Affected issues are CF.PR.A and CF.PR.C.

Issue Comments

BNS.PR.E To Be Redeemed

The Bank of Nova Scotia has announced:

its intention to redeem all outstanding Non-cumulative 5-Year Rate Reset Preferred Shares Series 34 (Non-Viability Contingent Capital (NVCC)) (“Series 34 Shares”) of Scotiabank on April 26, 2021 at a price equal to $25.00 per share together with declared and unpaid dividends to the Redemption Date (the “Redemption Price”). Formal notice will be issued to the shareholders in accordance with the share conditions.

The redemption has been approved by the Office of the Superintendent of Financial Institutions and will be financed out of the general funds of Scotiabank. This redemption is part of the Bank’s ongoing management of its Tier 1 capital.
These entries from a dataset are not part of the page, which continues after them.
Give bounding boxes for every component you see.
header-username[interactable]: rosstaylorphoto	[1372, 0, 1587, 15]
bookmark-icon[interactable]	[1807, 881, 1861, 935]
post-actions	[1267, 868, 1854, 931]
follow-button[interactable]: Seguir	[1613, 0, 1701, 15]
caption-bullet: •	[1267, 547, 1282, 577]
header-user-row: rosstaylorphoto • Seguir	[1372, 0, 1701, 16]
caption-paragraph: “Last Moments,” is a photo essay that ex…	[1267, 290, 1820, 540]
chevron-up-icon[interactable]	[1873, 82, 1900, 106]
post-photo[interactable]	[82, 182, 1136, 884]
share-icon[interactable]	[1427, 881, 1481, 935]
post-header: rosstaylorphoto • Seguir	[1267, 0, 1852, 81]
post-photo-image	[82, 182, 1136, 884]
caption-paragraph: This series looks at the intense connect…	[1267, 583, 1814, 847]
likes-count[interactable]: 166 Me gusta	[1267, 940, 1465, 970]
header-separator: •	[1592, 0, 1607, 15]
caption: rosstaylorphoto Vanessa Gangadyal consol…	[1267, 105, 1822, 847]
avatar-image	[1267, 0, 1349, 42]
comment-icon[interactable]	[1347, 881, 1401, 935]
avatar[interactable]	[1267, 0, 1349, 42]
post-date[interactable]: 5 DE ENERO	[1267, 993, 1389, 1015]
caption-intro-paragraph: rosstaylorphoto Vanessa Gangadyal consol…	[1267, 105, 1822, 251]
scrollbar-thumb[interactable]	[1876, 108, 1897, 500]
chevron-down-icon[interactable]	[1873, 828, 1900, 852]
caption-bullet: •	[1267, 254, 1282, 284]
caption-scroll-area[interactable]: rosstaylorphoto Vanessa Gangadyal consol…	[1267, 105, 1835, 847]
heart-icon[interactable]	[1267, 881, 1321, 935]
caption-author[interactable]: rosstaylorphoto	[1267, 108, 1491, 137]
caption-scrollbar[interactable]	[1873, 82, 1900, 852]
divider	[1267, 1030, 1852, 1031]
On February 23, 2021, the Board of Directors of Scotiabank declared quarterly dividends of $0.343750 per Series 34 Share. This will be the final dividend on the Series 34 Shares and will be paid on April 26, 2021, to shareholders of record at the close of business on April 6, 2021, as previously announced. Subsequent to this final dividend payment, the Series 34 Shares will cease to be entitled to dividends.

BNS.PR.E is a FixedReset 5.50%+451, NVCC-compliant issue that commenced trading 2015-12-17 after being announced 2015-12-8.

Thanks to Assiduous Reader CanSiamCyp for ensuring I didn’t miss this.